Given that it’s still in the development stage at its Canadian project, PMET’s share price has not run as hard as the established lithium producers is to be expected.
However, Macquarie’s target price of $0.65 implies a sizable upside based on today’s price of $0.485.
Pmet Resources has a market cap of $297 million; the share price is up 83% in one year and up 6% in the last week.
Consensus is Strong Buy.
DroneShield surfaces as retail investors' top pick
Due to some heavy short-selling, DroneShield’s (ASX: DRO) share price - down 0.3% today - has been repeatedly battered around like a ragdoll in a storm.
Short interest in the anti-drone defence stock has rocketed from 1.33% in August 2025 to 10.8% by 30 March, 2026.
Admittedly, management hasn’t done the stock’s share price any favours following recent sell-down antics by the CEO and others, and miscommunications over recent contracts being repeated to the market twice.
While this has created an overhang for the stock, with the share price trading 38% below its $6.68 9 October 2025 high, it remains one of the ASX’s most popular stocks.
According to Nomura Research-owned Australian wholesale broker AUSIEX, DroneShield was the most bought stock in March.
Retail investors also bought into Electro Optic Systems, which tumbled in mid-March after revealing its chief executive, Andreas Schwer, planned to sell almost his entire stake in the company to build a house and cover his divorce. The defence stock finished the month as the 10th-most bought company by mum-and-dad investors.
“The U.S.-Israel-Iran War was front and centre of retail investor minds in March with two defence-related companies appearing inside the top 10 buys,” said AUSIEX’s Chris Hill.
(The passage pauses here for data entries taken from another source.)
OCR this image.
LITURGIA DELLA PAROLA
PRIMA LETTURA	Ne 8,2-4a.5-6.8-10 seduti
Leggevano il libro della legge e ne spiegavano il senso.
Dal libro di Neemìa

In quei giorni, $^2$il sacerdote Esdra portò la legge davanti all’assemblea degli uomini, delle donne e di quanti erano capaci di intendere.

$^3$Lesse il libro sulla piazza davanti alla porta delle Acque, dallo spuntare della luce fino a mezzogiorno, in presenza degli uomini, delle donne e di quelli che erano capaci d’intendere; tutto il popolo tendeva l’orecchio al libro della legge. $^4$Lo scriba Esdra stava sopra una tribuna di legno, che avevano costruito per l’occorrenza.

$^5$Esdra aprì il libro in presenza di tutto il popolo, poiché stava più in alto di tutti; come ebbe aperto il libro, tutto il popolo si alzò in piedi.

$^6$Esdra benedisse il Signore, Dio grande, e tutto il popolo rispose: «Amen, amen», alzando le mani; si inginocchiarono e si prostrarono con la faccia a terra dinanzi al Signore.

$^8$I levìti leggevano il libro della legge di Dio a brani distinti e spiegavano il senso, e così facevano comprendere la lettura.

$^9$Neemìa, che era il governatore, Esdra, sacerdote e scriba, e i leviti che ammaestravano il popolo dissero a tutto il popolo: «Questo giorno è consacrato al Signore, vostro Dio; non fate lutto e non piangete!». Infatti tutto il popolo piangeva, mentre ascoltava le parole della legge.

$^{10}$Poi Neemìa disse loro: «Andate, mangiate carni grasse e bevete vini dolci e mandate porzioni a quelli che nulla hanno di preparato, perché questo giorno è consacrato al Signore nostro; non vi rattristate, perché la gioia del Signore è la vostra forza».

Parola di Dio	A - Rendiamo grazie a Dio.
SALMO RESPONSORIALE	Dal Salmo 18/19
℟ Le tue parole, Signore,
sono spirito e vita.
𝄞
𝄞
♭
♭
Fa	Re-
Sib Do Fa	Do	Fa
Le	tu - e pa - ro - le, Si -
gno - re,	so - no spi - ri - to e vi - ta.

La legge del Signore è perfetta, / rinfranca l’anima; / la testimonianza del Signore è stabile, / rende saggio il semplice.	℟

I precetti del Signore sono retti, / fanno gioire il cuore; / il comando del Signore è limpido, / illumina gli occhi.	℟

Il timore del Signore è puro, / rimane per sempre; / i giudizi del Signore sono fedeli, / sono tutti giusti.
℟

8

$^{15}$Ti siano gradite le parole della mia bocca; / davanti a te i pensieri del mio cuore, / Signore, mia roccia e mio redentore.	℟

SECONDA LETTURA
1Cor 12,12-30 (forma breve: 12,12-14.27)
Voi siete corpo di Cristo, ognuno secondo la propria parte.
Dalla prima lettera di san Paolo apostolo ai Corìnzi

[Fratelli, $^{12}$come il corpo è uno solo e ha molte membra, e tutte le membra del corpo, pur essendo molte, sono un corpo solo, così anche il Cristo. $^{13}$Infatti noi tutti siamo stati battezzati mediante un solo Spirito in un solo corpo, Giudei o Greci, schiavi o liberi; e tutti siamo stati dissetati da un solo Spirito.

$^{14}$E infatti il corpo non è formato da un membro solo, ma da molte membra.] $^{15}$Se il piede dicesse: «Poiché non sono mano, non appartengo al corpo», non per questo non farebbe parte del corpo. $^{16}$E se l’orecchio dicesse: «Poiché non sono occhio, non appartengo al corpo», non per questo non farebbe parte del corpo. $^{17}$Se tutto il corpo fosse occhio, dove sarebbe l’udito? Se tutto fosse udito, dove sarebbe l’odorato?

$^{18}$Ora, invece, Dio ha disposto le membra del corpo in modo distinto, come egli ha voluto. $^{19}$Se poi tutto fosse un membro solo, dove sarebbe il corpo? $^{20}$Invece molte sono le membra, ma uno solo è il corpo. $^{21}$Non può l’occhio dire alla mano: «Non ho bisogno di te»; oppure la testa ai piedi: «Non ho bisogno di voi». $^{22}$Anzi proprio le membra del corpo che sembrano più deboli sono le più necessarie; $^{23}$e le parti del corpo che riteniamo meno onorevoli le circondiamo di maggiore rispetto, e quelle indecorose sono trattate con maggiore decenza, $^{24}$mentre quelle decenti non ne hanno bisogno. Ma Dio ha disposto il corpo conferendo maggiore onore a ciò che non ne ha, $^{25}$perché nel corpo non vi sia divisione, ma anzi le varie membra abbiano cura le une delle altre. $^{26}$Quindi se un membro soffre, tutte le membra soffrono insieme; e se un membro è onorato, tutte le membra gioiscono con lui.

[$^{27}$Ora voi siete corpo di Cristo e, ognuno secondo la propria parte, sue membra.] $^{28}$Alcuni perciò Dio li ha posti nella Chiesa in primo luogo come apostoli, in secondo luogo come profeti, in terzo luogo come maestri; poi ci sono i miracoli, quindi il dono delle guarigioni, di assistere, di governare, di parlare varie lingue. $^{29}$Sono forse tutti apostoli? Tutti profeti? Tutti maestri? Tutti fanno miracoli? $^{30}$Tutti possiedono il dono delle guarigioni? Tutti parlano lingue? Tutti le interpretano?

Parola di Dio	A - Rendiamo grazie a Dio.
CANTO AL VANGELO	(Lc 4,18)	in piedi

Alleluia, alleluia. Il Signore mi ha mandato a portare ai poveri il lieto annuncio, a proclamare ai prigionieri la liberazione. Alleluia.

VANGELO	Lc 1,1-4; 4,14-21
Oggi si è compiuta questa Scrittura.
“War aside, there remains an underlying technology theme among the top buys where investors are looking to energy companies to assist the AI build out and the increased transition to renewables.”
Bell Potter, which has a Buy recommendation on DroneShield, has a target price of $4.80, which denotes a 20% upside to the current price.
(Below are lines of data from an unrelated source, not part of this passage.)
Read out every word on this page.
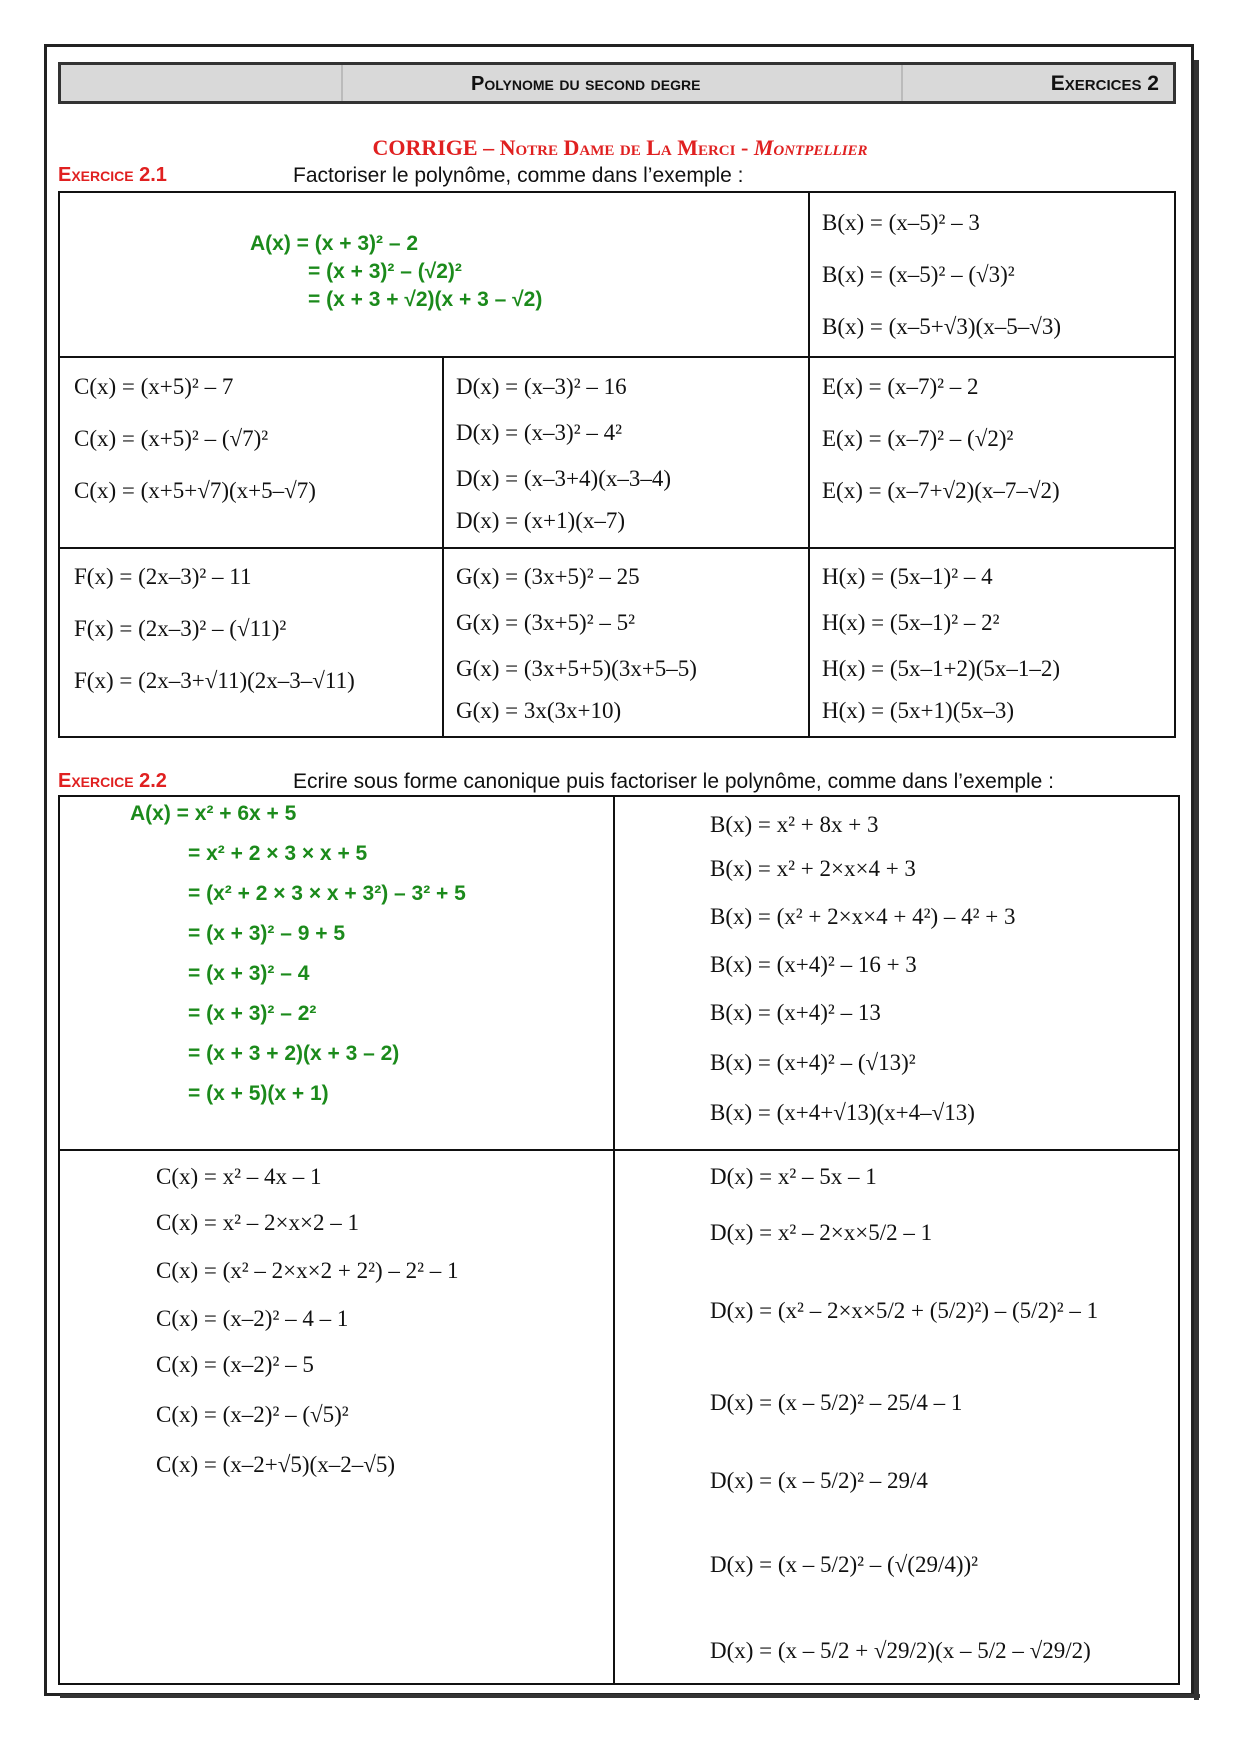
Polynome du second degre	Exercices 2
CORRIGE – Notre Dame de La Merci - Montpellier
Exercice 2.1	Factoriser le polynôme, comme dans l’exemple :
A(x) = (x + 3)² – 2
= (x + 3)² – (√2)²
= (x + 3 + √2)(x + 3 – √2)
B(x) = (x–5)² – 3
B(x) = (x–5)² – (√3)²
B(x) = (x–5+√3)(x–5–√3)
C(x) = (x+5)² – 7
C(x) = (x+5)² – (√7)²
C(x) = (x+5+√7)(x+5–√7)
D(x) = (x–3)² – 16
D(x) = (x–3)² – 4²
D(x) = (x–3+4)(x–3–4)
D(x) = (x+1)(x–7)
E(x) = (x–7)² – 2
E(x) = (x–7)² – (√2)²
E(x) = (x–7+√2)(x–7–√2)
F(x) = (2x–3)² – 11
F(x) = (2x–3)² – (√11)²
F(x) = (2x–3+√11)(2x–3–√11)
G(x) = (3x+5)² – 25
G(x) = (3x+5)² – 5²
G(x) = (3x+5+5)(3x+5–5)
G(x) = 3x(3x+10)
H(x) = (5x–1)² – 4
H(x) = (5x–1)² – 2²
H(x) = (5x–1+2)(5x–1–2)
H(x) = (5x+1)(5x–3)
Exercice 2.2	Ecrire sous forme canonique puis factoriser le polynôme, comme dans l’exemple :
A(x) = x² + 6x + 5
= x² + 2 × 3 × x + 5
= (x² + 2 × 3 × x + 3²) – 3² + 5
= (x + 3)² – 9 + 5
= (x + 3)² – 4
= (x + 3)² – 2²
= (x + 3 + 2)(x + 3 – 2)
= (x + 5)(x + 1)
B(x) = x² + 8x + 3
B(x) = x² + 2×x×4 + 3
B(x) = (x² + 2×x×4 + 4²) – 4² + 3
B(x) = (x+4)² – 16 + 3
B(x) = (x+4)² – 13
B(x) = (x+4)² – (√13)²
B(x) = (x+4+√13)(x+4–√13)
C(x) = x² – 4x – 1
C(x) = x² – 2×x×2 – 1
C(x) = (x² – 2×x×2 + 2²) – 2² – 1
C(x) = (x–2)² – 4 – 1
C(x) = (x–2)² – 5
C(x) = (x–2)² – (√5)²
C(x) = (x–2+√5)(x–2–√5)
D(x) = x² – 5x – 1
D(x) = x² – 2×x×5/2 – 1
D(x) = (x² – 2×x×5/2 + (5/2)²) – (5/2)² – 1
D(x) = (x – 5/2)² – 25/4 – 1
D(x) = (x – 5/2)² – 29/4
D(x) = (x – 5/2)² – (√(29/4))²
D(x) = (x – 5/2 + √29/2)(x – 5/2 – √29/2)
The broker sees Droneshield as a key beneficiary in the global demand for counter-drone (C-UAS) technologies, which has been heightened since the Middle East war began.
“Procurement timelines are compressing, with increased orders from the Middle East and U.S., while threats to civilian infrastructure and the emergence of interceptor drones are expanding use cases beyond traditional military applications,” the broker noted.
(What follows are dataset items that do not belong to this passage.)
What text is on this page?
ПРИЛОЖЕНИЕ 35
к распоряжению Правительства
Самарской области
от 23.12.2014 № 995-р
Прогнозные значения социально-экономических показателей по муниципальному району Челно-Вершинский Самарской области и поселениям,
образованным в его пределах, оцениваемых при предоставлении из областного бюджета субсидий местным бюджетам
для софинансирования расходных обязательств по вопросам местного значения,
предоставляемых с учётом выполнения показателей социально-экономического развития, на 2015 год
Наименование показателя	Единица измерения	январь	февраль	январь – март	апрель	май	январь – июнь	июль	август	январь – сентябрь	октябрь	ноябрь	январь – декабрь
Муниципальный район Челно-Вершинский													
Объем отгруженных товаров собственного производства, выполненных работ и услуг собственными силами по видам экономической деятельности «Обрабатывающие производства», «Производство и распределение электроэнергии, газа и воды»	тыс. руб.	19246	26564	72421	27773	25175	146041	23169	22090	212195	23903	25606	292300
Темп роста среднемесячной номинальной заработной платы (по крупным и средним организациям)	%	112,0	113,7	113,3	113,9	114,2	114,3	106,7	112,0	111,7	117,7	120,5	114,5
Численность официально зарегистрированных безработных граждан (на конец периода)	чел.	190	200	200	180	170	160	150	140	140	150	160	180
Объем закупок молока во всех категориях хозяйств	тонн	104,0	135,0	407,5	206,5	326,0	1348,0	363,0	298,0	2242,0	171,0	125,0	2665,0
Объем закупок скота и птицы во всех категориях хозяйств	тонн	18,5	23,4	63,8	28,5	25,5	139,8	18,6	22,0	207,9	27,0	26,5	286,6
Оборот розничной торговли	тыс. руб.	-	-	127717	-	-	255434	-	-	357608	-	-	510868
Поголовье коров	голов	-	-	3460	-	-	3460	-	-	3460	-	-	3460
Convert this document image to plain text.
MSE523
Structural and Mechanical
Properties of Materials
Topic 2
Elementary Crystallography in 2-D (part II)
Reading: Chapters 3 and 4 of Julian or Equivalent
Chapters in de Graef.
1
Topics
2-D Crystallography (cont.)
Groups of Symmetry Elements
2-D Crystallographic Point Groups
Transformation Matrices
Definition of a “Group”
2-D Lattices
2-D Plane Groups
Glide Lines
“… additive manufacturing is gaining traction as defence supply chains face capacity constraints, with US agencies prioritising faster production and inventory replenishment amid rising demand.”
DroneShield has a market cap of $3.6 billion; the share price is up 347% in one year and up 12% in the last month.
Consensus is Strong Buy.
This article does not constitute financial or product advice. You should consider independent advice before making financial decisions.